I heard a commotion from the left and found a group of hollering girls running through the trees, sounding like banshees and wielding an odd array of barbaric weapons: a spear, crossbow, regular bow, and the glint of throwing knives in one’s hand. They stopped and looked around. “Come on out! We want to see how much of a heroine you really are, coming from South and all.”

A piece of bark hit my head and I immediately aimed my gun up, finger on the trigger, but April’s wide mint green eyes met me instead. They were wide with fright. “Help,” she mouthed, blood on her hands, cut on her forehead.

“Found her!” an obnoxious voice said. I whipped back around and aimed my gun, and the four stopped short.

“Wait—“

"That’s—“

“Put your weapons down and this won’t be hard,” I said, walking towards them. I thought I was getting my point across by how scared they all looked. But the bow and arrow girl’s eyes flickered behind me, in the tree where April was hiding out in. As soon as I went to cock the gun, she strung an arrow, shot, and scattered.
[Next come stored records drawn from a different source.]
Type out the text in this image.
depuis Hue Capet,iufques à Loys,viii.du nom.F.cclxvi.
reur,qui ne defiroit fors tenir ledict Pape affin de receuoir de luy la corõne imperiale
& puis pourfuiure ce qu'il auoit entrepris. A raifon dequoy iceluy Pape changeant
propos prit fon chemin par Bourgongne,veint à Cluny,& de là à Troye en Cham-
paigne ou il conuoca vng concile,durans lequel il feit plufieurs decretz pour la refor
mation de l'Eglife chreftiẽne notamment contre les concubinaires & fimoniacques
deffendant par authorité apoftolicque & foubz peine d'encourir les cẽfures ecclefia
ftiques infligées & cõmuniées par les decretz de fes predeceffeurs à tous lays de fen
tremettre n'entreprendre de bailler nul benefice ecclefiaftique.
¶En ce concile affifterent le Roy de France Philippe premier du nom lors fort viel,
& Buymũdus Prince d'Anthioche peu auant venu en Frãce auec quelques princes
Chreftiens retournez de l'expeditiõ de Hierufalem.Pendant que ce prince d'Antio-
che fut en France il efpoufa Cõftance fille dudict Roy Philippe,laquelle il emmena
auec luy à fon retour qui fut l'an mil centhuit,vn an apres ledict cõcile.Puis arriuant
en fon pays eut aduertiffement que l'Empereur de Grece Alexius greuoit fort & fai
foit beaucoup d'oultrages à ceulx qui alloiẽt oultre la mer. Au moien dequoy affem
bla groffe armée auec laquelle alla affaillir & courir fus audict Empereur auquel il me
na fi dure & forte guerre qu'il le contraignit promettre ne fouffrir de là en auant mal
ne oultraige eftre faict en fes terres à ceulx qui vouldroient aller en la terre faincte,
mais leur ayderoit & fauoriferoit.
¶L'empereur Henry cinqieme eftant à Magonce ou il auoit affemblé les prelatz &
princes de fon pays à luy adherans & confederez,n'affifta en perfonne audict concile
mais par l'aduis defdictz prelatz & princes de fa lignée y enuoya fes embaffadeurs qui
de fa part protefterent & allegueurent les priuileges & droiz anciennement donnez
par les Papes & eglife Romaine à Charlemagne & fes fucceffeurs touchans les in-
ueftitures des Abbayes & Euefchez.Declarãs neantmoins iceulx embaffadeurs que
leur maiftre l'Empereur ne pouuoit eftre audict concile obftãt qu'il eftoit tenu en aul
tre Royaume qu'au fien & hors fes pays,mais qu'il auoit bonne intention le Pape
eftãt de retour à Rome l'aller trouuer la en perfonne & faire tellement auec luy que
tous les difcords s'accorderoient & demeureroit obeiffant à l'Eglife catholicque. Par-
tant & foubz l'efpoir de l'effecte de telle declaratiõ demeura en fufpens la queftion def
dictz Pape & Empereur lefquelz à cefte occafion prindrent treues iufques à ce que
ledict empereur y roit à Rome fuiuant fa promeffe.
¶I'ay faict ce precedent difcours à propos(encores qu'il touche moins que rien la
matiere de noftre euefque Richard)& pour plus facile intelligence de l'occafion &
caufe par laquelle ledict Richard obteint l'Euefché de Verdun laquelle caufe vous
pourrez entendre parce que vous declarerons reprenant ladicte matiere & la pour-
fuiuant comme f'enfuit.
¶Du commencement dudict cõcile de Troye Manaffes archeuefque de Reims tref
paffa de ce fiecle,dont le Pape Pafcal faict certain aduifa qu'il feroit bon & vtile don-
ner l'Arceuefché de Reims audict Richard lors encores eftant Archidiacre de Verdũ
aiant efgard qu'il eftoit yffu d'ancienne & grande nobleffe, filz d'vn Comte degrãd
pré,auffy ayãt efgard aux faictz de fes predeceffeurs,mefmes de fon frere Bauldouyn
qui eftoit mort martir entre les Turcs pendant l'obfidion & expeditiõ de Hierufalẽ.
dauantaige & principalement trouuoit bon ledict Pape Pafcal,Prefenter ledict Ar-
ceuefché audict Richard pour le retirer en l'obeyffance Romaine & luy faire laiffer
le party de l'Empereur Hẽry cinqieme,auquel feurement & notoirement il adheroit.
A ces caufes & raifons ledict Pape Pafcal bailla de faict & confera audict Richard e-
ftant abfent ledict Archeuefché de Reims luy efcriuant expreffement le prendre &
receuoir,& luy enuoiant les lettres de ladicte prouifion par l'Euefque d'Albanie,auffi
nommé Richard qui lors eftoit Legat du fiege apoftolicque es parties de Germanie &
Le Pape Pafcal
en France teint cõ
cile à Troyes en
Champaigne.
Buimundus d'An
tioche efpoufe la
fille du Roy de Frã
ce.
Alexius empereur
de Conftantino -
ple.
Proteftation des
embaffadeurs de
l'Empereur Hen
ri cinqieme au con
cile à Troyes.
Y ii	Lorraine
I grabbed the spear girl’s shaft as she ran by, two headed towards a running April and the one disappearing deeper into the woods. She half-clotheslined and landed on her back, and I tore the spear from her grasp, throwing it behind me. She got out a combat knife and tried to whack at my ankles, but I stopped her swings easily, grabbing her by her hoodie collar and tugging up, looming above her. I put the barrel of the gun on her temple, and she started to bawl. “No, I didn’t, I didn’t want, please…”

I heard a scream from behind me and hit the spear girl in the temple with the butt of the gun instead, and she zonked out immediately. I put it in my holster and grabbed a couple throwing knives running towards the ruckus. This was absolute chaos.

The girl with the crossbow had abandoned her weapon on the forest floor and was violently choking out April against a tree with her teeth bared, looking completely feral. “You fucking snitch!”